I caught myself worshiping an Easy-Bake oven today. Perhaps that needs some explanation. 
Easy-Bake ovens have been around for years. I had one. My mom had one. The principle is simple. Follow the directions on the packet of Easy-Bake ingredients, pour it into the Easy-Bake pan, shove it in the Easy-Bake hole with the Easy-Bake stick, and watch a 75 watt light bulb do the cooking for you. After way longer than today’s child’s patience can handle, say, a whole 30 minutes, your lumpy, doughy cake emerges. Then, you get to feed it to your parents, who gleefully accept it and promptly hide it in the nearest potted plant.
Maybe these aren’t as popular as they were when I was a kid. After all, today’s girls aren’t getting trained in domesticity as much. For playtime, they get Insurance Adjuster Barbie and CEO dress up clothes. 
It’s idiot proof cooking, provided you follow all the instructions. Even then, it’s hard to mess it up. Each recipe has 2 ingredients: the mix and water (but sometimes, dirt or fingernail polish might be substituted in a pinch…it turns out about the same).
I caught myself treating God like my old Easy-Bake Oven. I wanted something: to get a specific book published. I lined up all the required ingredients, the ones that I’d read about. I prepared them exactly as directed and shoved them in the oven, expecting my perfect product to come out in the end. Instead, I didn’t get my book published.

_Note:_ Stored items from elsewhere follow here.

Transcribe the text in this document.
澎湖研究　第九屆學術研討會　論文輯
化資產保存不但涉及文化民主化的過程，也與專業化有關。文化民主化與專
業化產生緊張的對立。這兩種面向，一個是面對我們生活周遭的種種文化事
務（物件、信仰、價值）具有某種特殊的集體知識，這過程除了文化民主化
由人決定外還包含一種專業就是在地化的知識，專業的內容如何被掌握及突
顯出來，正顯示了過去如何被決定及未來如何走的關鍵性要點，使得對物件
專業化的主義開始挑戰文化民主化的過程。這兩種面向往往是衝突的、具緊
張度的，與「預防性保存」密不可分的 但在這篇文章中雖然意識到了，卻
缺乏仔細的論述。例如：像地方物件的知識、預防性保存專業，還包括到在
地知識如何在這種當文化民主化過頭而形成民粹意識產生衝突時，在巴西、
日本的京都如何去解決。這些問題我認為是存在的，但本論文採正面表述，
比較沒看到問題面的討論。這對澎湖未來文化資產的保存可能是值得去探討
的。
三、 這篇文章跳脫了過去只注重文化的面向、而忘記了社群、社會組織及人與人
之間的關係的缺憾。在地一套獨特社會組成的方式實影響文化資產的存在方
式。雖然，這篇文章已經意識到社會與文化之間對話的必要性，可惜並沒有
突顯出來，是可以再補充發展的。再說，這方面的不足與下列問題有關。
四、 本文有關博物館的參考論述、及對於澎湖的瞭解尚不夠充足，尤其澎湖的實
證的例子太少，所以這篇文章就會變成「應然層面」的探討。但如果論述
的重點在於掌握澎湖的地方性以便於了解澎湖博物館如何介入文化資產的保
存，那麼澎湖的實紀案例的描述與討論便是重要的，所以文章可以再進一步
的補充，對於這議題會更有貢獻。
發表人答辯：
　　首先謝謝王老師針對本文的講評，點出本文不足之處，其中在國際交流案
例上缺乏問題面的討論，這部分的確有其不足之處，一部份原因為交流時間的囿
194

I’m still working on it, and my Easy-Bake God didn’t work it out for me.
“Why can’t it just be easy?” I found myself asking Him.
God chose to respond by reminding me of my little oven and its crappy cakes. I don’t want a God who works like that. Not only does the product stink, the process gets old in a hurry. You can only Easy Bake for so long; then you grow up and want an Electrolux.
God’s not going to do what I want, just because I found out the winning combination of words and actions. He’s not a kitchen appliance. He’s a father, who listens to his child, but he doesn’t give her every single little thing she asks for. And even if He does, the child often has to work hard for it.
So, when I next catch myself wanting this whole process to be easy, I’ll remember how awful those little cakes tasted, and look forward to savoring the sweet taste of success, God’s way.